Dünyada oluşan küresel ısınma ve düşen yağış miktarıyla birlikte Van gölü havzası için de alarm zili çalmaya başladı. NASA tarafından kuraklık verileri açıklanırken, Van'daki kuraklık seviyesinin gözle görülür hale geldiği belirtildi. Düşen yağış miktarı ile oluşan buharlaşmanın ciddi oranda farklılık gösterdiğini anlatan Yüzüncü Yıl Üniversitesi (YYÜ) Edebiyat Fakültesi Coğrafya Bölümü Öğretim Üyesi Doç. Dr. Faruk Alaeddinoğlu, Türkiye'de ciddi oranda bir kuraklığın yaşanacağını, ancak en büyük kuraklığın Doğu'da etkili olacağına dikkat çekti. Doç. Dr. Alaeddinoğlu, Türkiye'nin doğusunun karasal iklim nedeniyle kuraklığı daha çok hissedeceğini belirterek şunları söyledi:

"Önümüzdeki yıllarda bu bölgede sıcaklığın 4 dereceye yükseleceğini biliyoruz. Fırat ve Dicle havzaları su sorunu yaşamayacak. Ancak Van gölü kapalı havzası maalesef küresel ısınmanın etkisiyle su sorunu ve kuraklıktan çok etkilenecektir. Göl havzasında şu anda kişi başına düşen su miktarı bin 500 metreküptür. Bu büyük bir sorundur. Aslında bu sorun çoktan başlamış durumdadır. Kuruyan göl, akmayan dereler ve çeşmeler bunun göstergesidir. Diğer taraftan buharlaşmaya baktığımız zaman yıllık yağış ortalaması 300-350 milimetre iken buharlaşma 1000 milimetrelerde. Buradaki açık 700 milimetredir ve bu sorun sürdürülebilir değildir."

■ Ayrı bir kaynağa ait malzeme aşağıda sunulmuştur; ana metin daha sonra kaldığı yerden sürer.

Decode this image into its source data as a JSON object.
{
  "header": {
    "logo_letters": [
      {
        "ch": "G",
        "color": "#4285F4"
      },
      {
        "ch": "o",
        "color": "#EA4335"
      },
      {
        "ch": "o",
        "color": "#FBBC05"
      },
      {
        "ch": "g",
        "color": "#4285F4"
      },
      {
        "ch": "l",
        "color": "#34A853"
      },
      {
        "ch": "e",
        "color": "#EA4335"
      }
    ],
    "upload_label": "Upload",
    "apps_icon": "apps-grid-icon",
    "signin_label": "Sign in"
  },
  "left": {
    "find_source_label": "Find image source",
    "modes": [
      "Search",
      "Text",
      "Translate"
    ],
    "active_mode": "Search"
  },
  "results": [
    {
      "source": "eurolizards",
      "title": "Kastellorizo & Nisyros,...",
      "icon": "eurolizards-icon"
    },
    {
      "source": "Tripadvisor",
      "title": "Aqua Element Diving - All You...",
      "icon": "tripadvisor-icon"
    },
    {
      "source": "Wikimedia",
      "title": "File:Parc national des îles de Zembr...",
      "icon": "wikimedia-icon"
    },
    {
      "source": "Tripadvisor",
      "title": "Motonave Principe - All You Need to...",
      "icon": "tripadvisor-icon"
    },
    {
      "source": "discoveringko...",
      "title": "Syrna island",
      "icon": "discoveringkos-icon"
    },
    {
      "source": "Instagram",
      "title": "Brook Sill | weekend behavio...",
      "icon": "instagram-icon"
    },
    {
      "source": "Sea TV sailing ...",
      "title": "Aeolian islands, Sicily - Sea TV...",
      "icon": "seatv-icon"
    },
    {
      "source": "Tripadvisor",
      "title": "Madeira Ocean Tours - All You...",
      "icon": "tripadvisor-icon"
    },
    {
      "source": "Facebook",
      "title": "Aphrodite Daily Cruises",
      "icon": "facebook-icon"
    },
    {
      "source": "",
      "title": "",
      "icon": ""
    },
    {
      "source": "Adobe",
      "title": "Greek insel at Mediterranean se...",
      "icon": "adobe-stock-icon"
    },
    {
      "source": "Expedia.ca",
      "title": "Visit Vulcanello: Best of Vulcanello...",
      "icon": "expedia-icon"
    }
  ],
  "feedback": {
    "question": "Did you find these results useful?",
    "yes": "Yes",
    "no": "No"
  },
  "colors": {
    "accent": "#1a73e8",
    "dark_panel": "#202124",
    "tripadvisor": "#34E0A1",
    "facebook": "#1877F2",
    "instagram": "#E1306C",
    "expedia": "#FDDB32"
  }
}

"MEVCUT SU KAYNAKLARINI GELECEĞE TAŞIMALIYIZ"

Türkiye'nin su zengini bir ülke olmadığını ve mevcut su kaynaklarının geleceğe taşınması gerektiğini belirten Doç. Dr. Alaeddinoğlu, şunları söyledi:

"Su zengini bölgelerimiz var. Ama bu varlıklarımızı etkili kullanıp ileriye taşımak zorundayız. Van gölü havzası alarm vermeye başladı. Nüfus dramatik bir şekilde artıyor. 2015 yılında çok kar yağdı. Buna kanmamak lazım. Bu iyileştirme yapar göllerimiz ve barajlarımız dolar demeyelim. Bölgedeki yağmur ve kar yağışlarında geçen yıllara oranla ciddi azalma var. Çünkü artan sıcaklıklardan dolayı buharlaşma oluyor. Acilen Van Gölü havzası içerisinde yetkililerin çözüm alması gerekiyor. Çünkü 15 yıl içerisinde bu sıkıntıları ciddi olarak yaşamaya başlayacağız. Mevcut su kaynaklarını geleceğe taşımak için mevcut barajların iyileştirilmesi ve yeni barajların kurulması gerekiyor."